These photographs were made, within a couple of miles walk from my home, from the summer of 2024 to the present day.

Notes on Process

There was an unintended consequence of accumulating a diverse array of different old, manual lenses for my digital cameras. The most cost-effective way of buying old lenses is to buy them still attached to old cameras. This is because old cameras don’t retain their value as well as their lenses. This resulted in me building up an accidental collection of old film cameras.

The majority of my artwork as a student and just after graduating was photography based, but until very recently I hadn’t used film for around 30 years. Two factors were instrumental in reigniting my interest in returning to film photography. One was this huge cache of cameras I seemed to have acquired. The other was a tipping point in my tolerance of AI generated imagery. Suddenly it seemed like just about every image, photographic or otherwise, that I was seeing on every screen, contained increasing degrees of artificially generated content. Even the software required to edit and print, relatively unadulterated, photographs made with a digital camera introduces algorithmically calculated routines. Intentional authorship is being dissolved by the invidious morass of digital image-making technology.
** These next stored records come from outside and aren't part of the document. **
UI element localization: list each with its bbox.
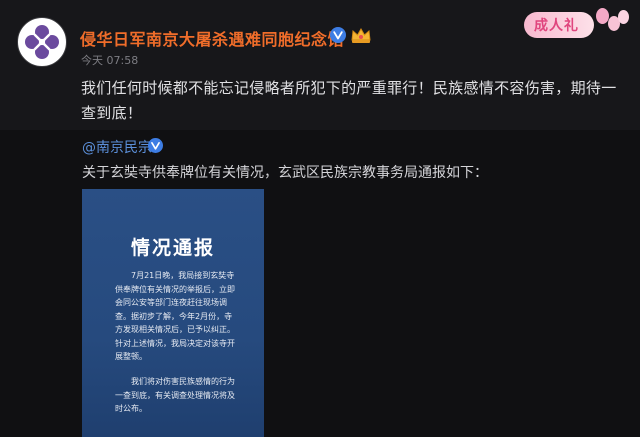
verified-v-icon <box>148 138 163 153</box>
post-username[interactable]: 侵华日军南京大屠杀遇难同胞纪念馆 <box>80 26 344 50</box>
coming-of-age-decoration: 成人礼 <box>524 6 634 42</box>
verified-v-icon <box>330 27 346 43</box>
post-content: 我们任何时候都不能忘记侵略者所犯下的严重罪行！民族感情不容伤害，期待一查到底！ <box>81 79 617 122</box>
post-timestamp[interactable]: 今天 07:58 <box>81 52 138 68</box>
repost-author-link[interactable]: @南京民宗 <box>82 137 152 157</box>
crown-badge-icon[interactable] <box>350 26 372 44</box>
notice-paragraph-2: 我们将对伤害民族感情的行为一查到底，有关调查处理情况将及时公布。 <box>115 377 235 413</box>
notice-image[interactable]: 情况通报 7月21日晚，我局接到玄奘寺供奉牌位有关情况的举报后，立即会同公安等部… <box>82 189 264 437</box>
notice-paragraph-1: 7月21日晚，我局接到玄奘寺供奉牌位有关情况的举报后，立即会同公安等部门连夜赶往… <box>115 271 235 361</box>
memorial-logo-icon <box>25 25 59 59</box>
weibo-post: 侵华日军南京大屠杀遇难同胞纪念馆 今天 07:58 我们任何时候都不能忘记侵略者… <box>0 0 640 130</box>
decoration-label: 成人礼 <box>534 18 579 34</box>
repost-text: 关于玄奘寺供奉牌位有关情况，玄武区民族宗教事务局通报如下： <box>82 165 488 181</box>
avatar[interactable] <box>17 17 67 67</box>
notice-title: 情况通报 <box>130 237 215 259</box>
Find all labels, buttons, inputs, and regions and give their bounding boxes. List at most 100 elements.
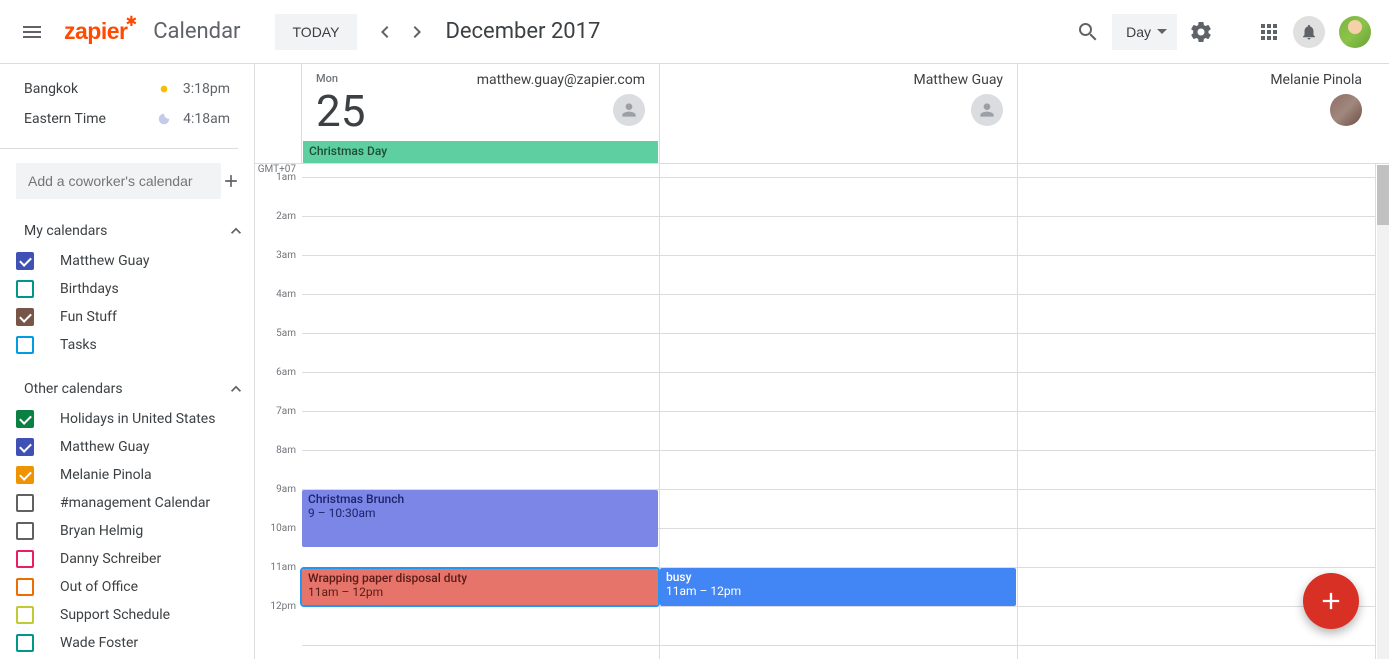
calendar-label: Out of Office	[60, 579, 138, 595]
event-time: 9 – 10:30am	[308, 506, 376, 520]
calendar-checkbox[interactable]	[16, 438, 34, 456]
calendar-checkbox[interactable]	[16, 280, 34, 298]
search-button[interactable]	[1068, 12, 1108, 52]
person-column-header: Matthew Guay	[660, 64, 1018, 163]
calendar-item[interactable]: Melanie Pinola	[0, 461, 254, 489]
calendar-checkbox[interactable]	[16, 578, 34, 596]
column-owner: matthew.guay@zapier.com	[477, 72, 645, 88]
column-avatar[interactable]	[1330, 94, 1362, 126]
date-range-label[interactable]: December 2017	[445, 19, 600, 44]
calendar-item[interactable]: Matthew Guay	[0, 433, 254, 461]
date-gutter	[255, 64, 302, 163]
calendar-event[interactable]: busy11am – 12pm	[660, 568, 1016, 606]
schedule-view: Mon25 matthew.guay@zapier.com Christmas …	[254, 64, 1389, 659]
timezone-time: 3:18pm	[183, 81, 230, 97]
calendar-section-header[interactable]: My calendars	[0, 215, 254, 247]
event-title: busy	[666, 570, 1010, 584]
logo[interactable]: zapier✱ Calendar	[64, 18, 241, 45]
person-column-header: Mon25 matthew.guay@zapier.com Christmas …	[302, 64, 660, 163]
person-column-header: Melanie Pinola	[1018, 64, 1376, 163]
calendar-event[interactable]: Christmas Brunch9 – 10:30am	[302, 490, 658, 547]
calendar-item[interactable]: Danny Schreiber	[0, 545, 254, 573]
create-event-button[interactable]	[1303, 573, 1359, 629]
calendar-item[interactable]: Out of Office	[0, 573, 254, 601]
time-gutter: GMT+07 1am2am3am4am5am6am7am8am9am10am11…	[255, 164, 302, 659]
schedule-body[interactable]: GMT+07 1am2am3am4am5am6am7am8am9am10am11…	[255, 164, 1389, 659]
calendar-label: Wade Foster	[60, 635, 138, 651]
timezone-row[interactable]: Eastern Time 4:18am	[0, 104, 254, 134]
plus-icon	[221, 171, 241, 191]
dropdown-icon	[1157, 29, 1167, 34]
person-column[interactable]: Christmas Brunch9 – 10:30am Wrapping pape…	[302, 164, 660, 659]
schedule-header: Mon25 matthew.guay@zapier.com Christmas …	[255, 64, 1389, 164]
hamburger-icon	[20, 20, 44, 44]
calendar-checkbox[interactable]	[16, 606, 34, 624]
calendar-section-header[interactable]: Other calendars	[0, 373, 254, 405]
date-nav	[369, 16, 433, 48]
calendar-checkbox[interactable]	[16, 550, 34, 568]
calendar-checkbox[interactable]	[16, 252, 34, 270]
calendar-checkbox[interactable]	[16, 336, 34, 354]
calendar-item[interactable]: Fun Stuff	[0, 303, 254, 331]
apps-button[interactable]	[1249, 12, 1289, 52]
today-button[interactable]: TODAY	[275, 14, 358, 50]
moon-icon	[155, 110, 173, 128]
calendar-checkbox[interactable]	[16, 494, 34, 512]
calendar-label: Matthew Guay	[60, 253, 150, 269]
calendar-event[interactable]: Wrapping paper disposal duty11am – 12pm	[302, 569, 658, 605]
event-title: Christmas Brunch	[308, 492, 652, 506]
column-owner: Matthew Guay	[913, 72, 1003, 88]
column-owner: Melanie Pinola	[1270, 72, 1362, 88]
next-button[interactable]	[401, 16, 433, 48]
allday-event[interactable]: Christmas Day	[303, 141, 658, 163]
calendar-label: Matthew Guay	[60, 439, 150, 455]
chevron-right-icon	[405, 20, 429, 44]
user-avatar[interactable]	[1339, 16, 1371, 48]
divider	[0, 148, 238, 149]
settings-button[interactable]	[1181, 12, 1221, 52]
add-coworker-input[interactable]	[16, 163, 221, 199]
person-column[interactable]: busy11am – 12pm	[660, 164, 1018, 659]
gear-icon	[1189, 20, 1213, 44]
view-selector-label: Day	[1126, 24, 1151, 40]
prev-button[interactable]	[369, 16, 401, 48]
timezone-row[interactable]: Bangkok 3:18pm	[0, 74, 254, 104]
header-right: Day	[1068, 12, 1381, 52]
calendar-checkbox[interactable]	[16, 634, 34, 652]
main-menu-button[interactable]	[8, 8, 56, 56]
calendar-item[interactable]: Tasks	[0, 331, 254, 359]
event-time: 11am – 12pm	[308, 585, 383, 599]
chevron-up-icon	[226, 221, 246, 241]
day-number[interactable]: 25	[316, 89, 365, 133]
add-coworker-button[interactable]	[221, 163, 241, 199]
sidebar: Bangkok 3:18pmEastern Time 4:18am My cal…	[0, 64, 254, 659]
calendar-item[interactable]: Holidays in United States	[0, 405, 254, 433]
apps-grid-icon	[1257, 20, 1281, 44]
calendar-checkbox[interactable]	[16, 308, 34, 326]
calendar-item[interactable]: Wade Foster	[0, 629, 254, 657]
calendar-item[interactable]: Bryan Helmig	[0, 517, 254, 545]
event-title: Wrapping paper disposal duty	[308, 571, 652, 585]
plus-icon	[1317, 587, 1345, 615]
calendar-checkbox[interactable]	[16, 466, 34, 484]
scrollbar[interactable]	[1377, 165, 1389, 659]
calendar-item[interactable]: #management Calendar	[0, 489, 254, 517]
timezone-name: Bangkok	[24, 81, 155, 97]
column-avatar[interactable]	[613, 94, 645, 126]
calendar-item[interactable]: Support Schedule	[0, 601, 254, 629]
logo-text: zapier	[64, 18, 127, 45]
bell-icon	[1300, 23, 1318, 41]
view-selector[interactable]: Day	[1112, 14, 1177, 50]
app-name: Calendar	[153, 19, 240, 44]
column-avatar[interactable]	[971, 94, 1003, 126]
calendar-checkbox[interactable]	[16, 522, 34, 540]
main-content: Bangkok 3:18pmEastern Time 4:18am My cal…	[0, 64, 1389, 659]
calendar-item[interactable]: Birthdays	[0, 275, 254, 303]
calendar-item[interactable]: Matthew Guay	[0, 247, 254, 275]
calendar-label: #management Calendar	[60, 495, 210, 511]
notifications-button[interactable]	[1293, 16, 1325, 48]
calendar-label: Holidays in United States	[60, 411, 215, 427]
section-title: My calendars	[24, 223, 226, 239]
calendar-label: Tasks	[60, 337, 97, 353]
calendar-checkbox[interactable]	[16, 410, 34, 428]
Taking the digital out of the process entirely, meant also setting up a darkroom to develop my own film and make my own prints. This meant re-learning long-forgotten knowledge and skills – it had been 40 years or more since I’d used a darkroom. The upside is that this change in process results in tangible artifacts – actual physical prints – rather than endless gigabytes of data embedded in hard drives. The nature of working with film, and darkroom printing, also slows down the whole process. This means that each step becomes more thoughtful and considered.

For these photographs I used a variety of elderly 35mm and medium format SLR cameras and lenses, along with various rangefinder and scale-focusing folding cameras, which date from the 1930s to the 1950s. These are scans from (mostly) 8×10 inch prints made in my darkroom.